A Marxist appropriation of Jonathan Swift, oddly enough
If you've been searching for a Soviet version of "Gulliver's Travels" featuring a cast of animated puppets, scored with rousing musical numbers saluting the heroic proletariat, look no further-- this is the film for you! NOVYY GULLIVER ("The New Gulliver") the first major work by director Alexsandr Ptushko, is also one of the first feature-length films to showcase puppet animation. Once we get past the live-action prologue lasting about 10 minutes or so the bulk of the film is set in an animated Lilliput, populated by 'pixilated' puppets and clay figures who often share the frame with the human actor playing Gulliver. This is not the first feature-length film to showcase this kind of animation-- Ladislaus Starewicz' TALE OF THE FOX (1930) predates it --but it's a milestone nonetheless, not only in scale but in audacity.

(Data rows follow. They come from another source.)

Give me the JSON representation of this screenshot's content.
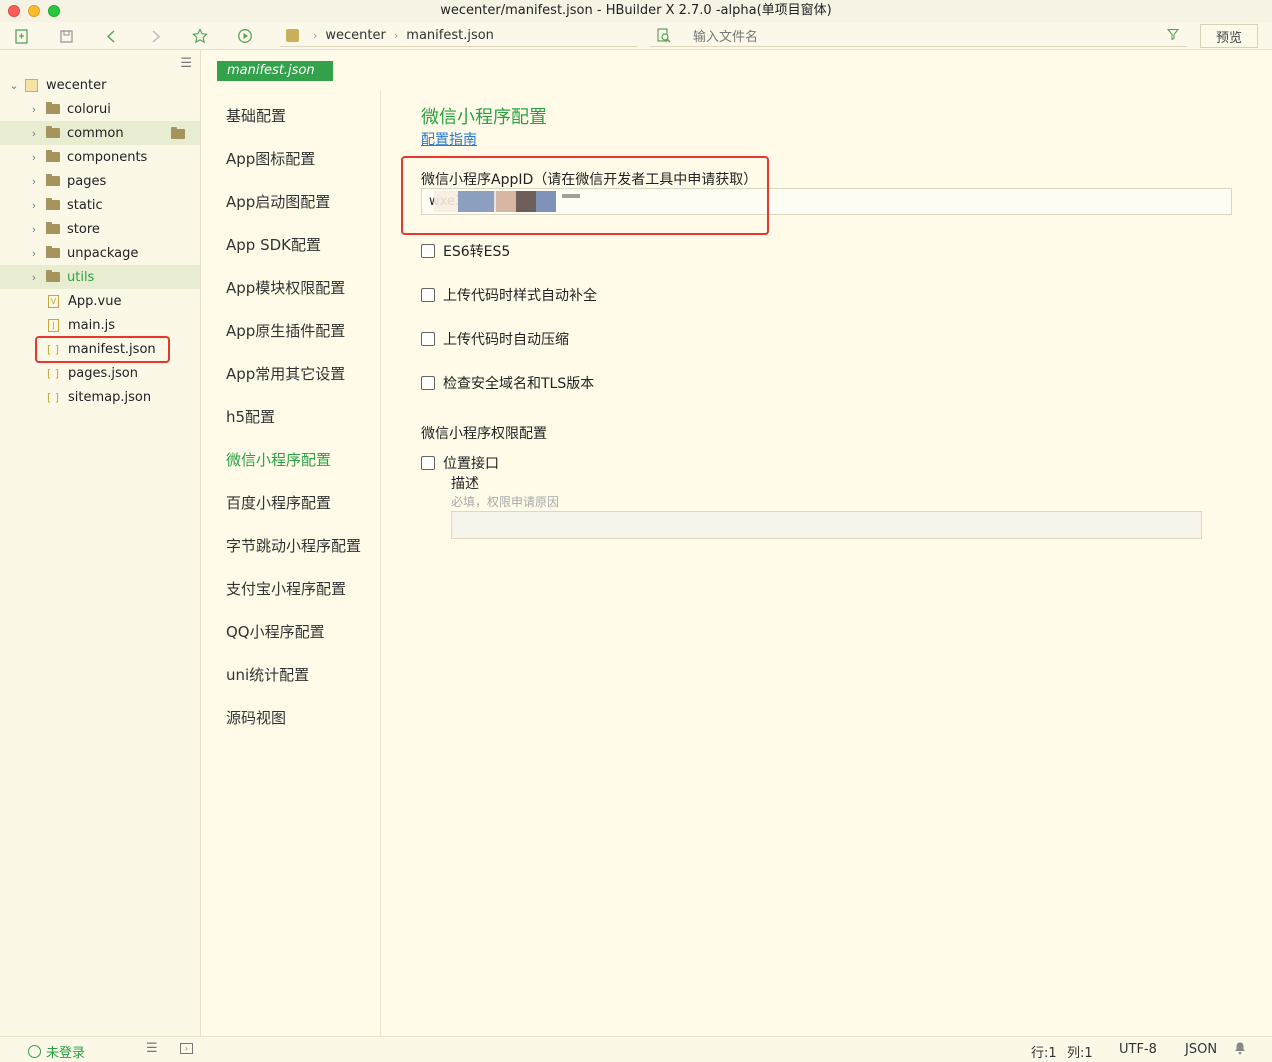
{
  "window": {
    "title": "wecenter/manifest.json - HBuilder X 2.7.0 -alpha(单项目窗体)"
  },
  "toolbar": {
    "breadcrumb": {
      "project": "wecenter",
      "file": "manifest.json"
    },
    "search_placeholder": "输入文件名",
    "preview_label": "预览"
  },
  "sidebar": {
    "project": "wecenter",
    "folders": [
      "colorui",
      "common",
      "components",
      "pages",
      "static",
      "store",
      "unpackage",
      "utils"
    ],
    "files": [
      "App.vue",
      "main.js",
      "manifest.json",
      "pages.json",
      "sitemap.json"
    ]
  },
  "editor": {
    "tab": "manifest.json"
  },
  "menu": {
    "items": [
      "基础配置",
      "App图标配置",
      "App启动图配置",
      "App SDK配置",
      "App模块权限配置",
      "App原生插件配置",
      "App常用其它设置",
      "h5配置",
      "微信小程序配置",
      "百度小程序配置",
      "字节跳动小程序配置",
      "支付宝小程序配置",
      "QQ小程序配置",
      "uni统计配置",
      "源码视图"
    ],
    "active": "微信小程序配置"
  },
  "content": {
    "title": "微信小程序配置",
    "guide_link": "配置指南",
    "appid_label": "微信小程序AppID（请在微信开发者工具中申请获取）",
    "appid_value": "wxe349",
    "checkboxes": [
      "ES6转ES5",
      "上传代码时样式自动补全",
      "上传代码时自动压缩",
      "检查安全域名和TLS版本"
    ],
    "permission_title": "微信小程序权限配置",
    "location_label": "位置接口",
    "desc_label": "描述",
    "desc_placeholder": "必填，权限申请原因"
  },
  "statusbar": {
    "login": "未登录",
    "line": "行:1",
    "col": "列:1",
    "encoding": "UTF-8",
    "language": "JSON"
  }
}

Unfortunately, the film is a disappointment. Starewicz' animation technique was more accomplished than Ptushko's in every way: the movement of his characters was smoother, his pacing was tighter, and he had a more robust sense of humor. To be fair, however, while Starewicz was working in France at this time, unencumbered by censorship, Ptushko labored under the severe disadvantage of having to function as an artist in Stalin's USSR. Consequently, his version of Swift had to be adapted for Soviet consumption, and the propaganda is duly ladled on with a heavy hand. Lilliput's king is a drooling moron who giggles and scratches himself, while his ministers are all decadent sadists and cowards; meanwhile, the underground labor movement is made up of earnest, muscular (and interchangeable) workers who eventually overthrow the corrupt royalists with Gulliver's help. Stirring anthems to labor are sung at key moments.

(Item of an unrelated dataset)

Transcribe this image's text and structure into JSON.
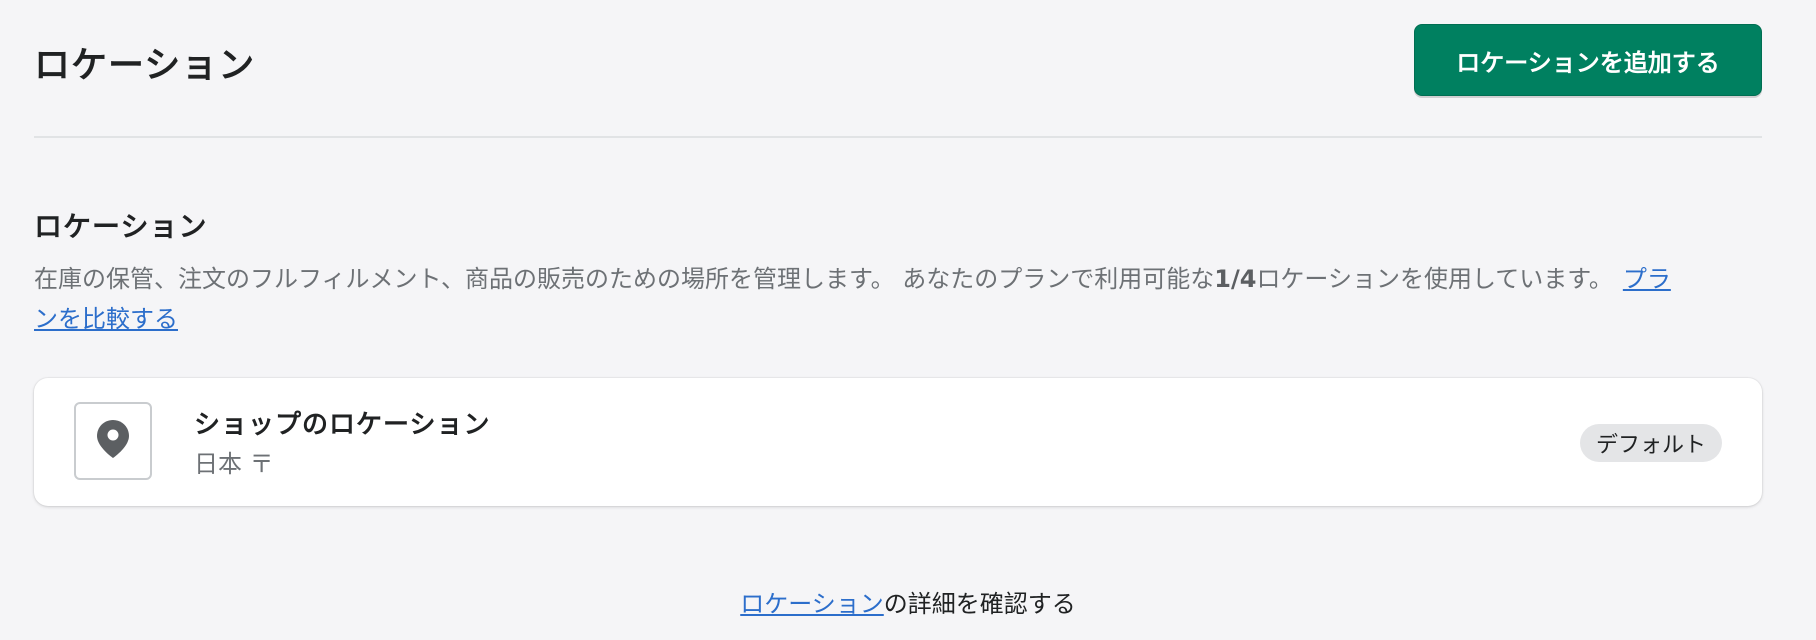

But the biggest problem here is the draggy pacing. Despite the fact that Ptushko often has an impressive amount of action going on in the frame, nothing much happens plot-wise for long stretches, and when action does occur it occurs slowly. Worse, the comedy is poorly handled; most of it involves the king's evil minions, but it's all very clunky and obvious. Opportunities for gags are botched, one after another. (Perhaps Ptushko found it difficult to be comical with the apparatchiks of Stalin's Ministry of Culture breathing down his neck.) The best, funniest, and also weirdest sequence in the film is the performance given for Gulliver's amusement by the king's dancers and singers, whose solemnity is far more laugh-provoking than the forced antics of the corrupt courtiers. Also impressive is the sequence in the underground factory, where a spider-like machine and the robotic movements of the workers are suggestive of Fritz Lang's METROPOLIS.
NOVYY GULLIVER is no masterpiece but it's a must for animation buffs, and for anyone who has a taste for, shall we say, Communist Kitsch. Viewers with an interest in the role of the artist in a totalitarian state will likely find this a fascinating document, albeit one with a tragic undertone.